Infants who are given antibiotics are more likely to develop allergies later in life, according to a study of 800,000 children.

Researchers looking at the health records of children born between 2001 and 2013 found that 9 percent of infants who received antacids like Zantac or Pepcid and/or were given antibiotics, developed allergies to food or medications, rashes, asthma, hay fever and other allergic diseases.

Woodtv.com reports: For children who received an antacid during their first six months, the chances of developing a food allergy doubled; the chances of developing a severe allergic reaction called anaphylaxis or hay fever were about 50 percent higher. For babies who received antibiotics, the chances doubled for asthma and were at least 50 percent higher for hay fever and anaphylaxis.

The results were published Monday in JAMA Pediatrics.

“These medicines are considered generally harmless and something to try with fussy babies who spit up a lot,” said lead researcher Dr. Edward Mitre of the Uniformed Services University in Bethesda, Maryland. “We should be a little more cautious prescribing these medicines.”

Mitre’s interest began when his youngest was a baby. A pediatrician suggested an antacid because the baby cried when on his back.

“We didn’t give it to him. He did not have terrible reflux. He got fussy when you put him flat,” Mitre recalled.

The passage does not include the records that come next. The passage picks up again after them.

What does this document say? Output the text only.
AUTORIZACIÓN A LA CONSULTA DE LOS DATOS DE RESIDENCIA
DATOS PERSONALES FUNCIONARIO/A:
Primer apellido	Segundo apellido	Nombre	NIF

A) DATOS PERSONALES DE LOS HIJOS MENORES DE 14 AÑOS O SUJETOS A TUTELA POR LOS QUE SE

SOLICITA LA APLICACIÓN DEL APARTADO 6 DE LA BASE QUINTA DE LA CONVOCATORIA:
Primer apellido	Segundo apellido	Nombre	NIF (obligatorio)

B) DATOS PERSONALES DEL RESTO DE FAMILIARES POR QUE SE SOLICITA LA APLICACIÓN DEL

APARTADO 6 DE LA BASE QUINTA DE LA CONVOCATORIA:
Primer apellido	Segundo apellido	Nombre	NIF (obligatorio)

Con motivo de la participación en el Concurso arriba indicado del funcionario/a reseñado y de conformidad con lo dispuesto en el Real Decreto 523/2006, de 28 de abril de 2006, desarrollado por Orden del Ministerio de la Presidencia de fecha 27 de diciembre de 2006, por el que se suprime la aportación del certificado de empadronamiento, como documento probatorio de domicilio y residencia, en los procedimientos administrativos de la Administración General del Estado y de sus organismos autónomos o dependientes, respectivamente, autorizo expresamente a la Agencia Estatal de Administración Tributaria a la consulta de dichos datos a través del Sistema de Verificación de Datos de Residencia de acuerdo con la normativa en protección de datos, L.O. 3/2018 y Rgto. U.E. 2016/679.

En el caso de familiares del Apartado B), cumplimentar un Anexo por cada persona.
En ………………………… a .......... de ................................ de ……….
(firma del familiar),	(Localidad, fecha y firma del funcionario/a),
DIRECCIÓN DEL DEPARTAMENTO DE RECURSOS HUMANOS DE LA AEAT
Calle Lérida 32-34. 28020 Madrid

In the study, it’s possible medications were given to infants who already had allergies and were misdiagnosed, the authors acknowledged. But that didn’t seem likely to explain all of the strong effect they saw.

Gut bacteria play a role in a healthy immune system. Antibiotics and antacids might change the makeup of a baby’s microbiome, perhaps enough to cause an overreaction in the immune system that shows up as an allergy, Mitre said. Antacids also change the way protein is digested and some may alter development of immune system pathways.

Study co-author and pediatrician Dr. Cade Nylund of Uniformed Services University said parents can try offering fussy babies smaller amounts of food more often and frequent burping during meals.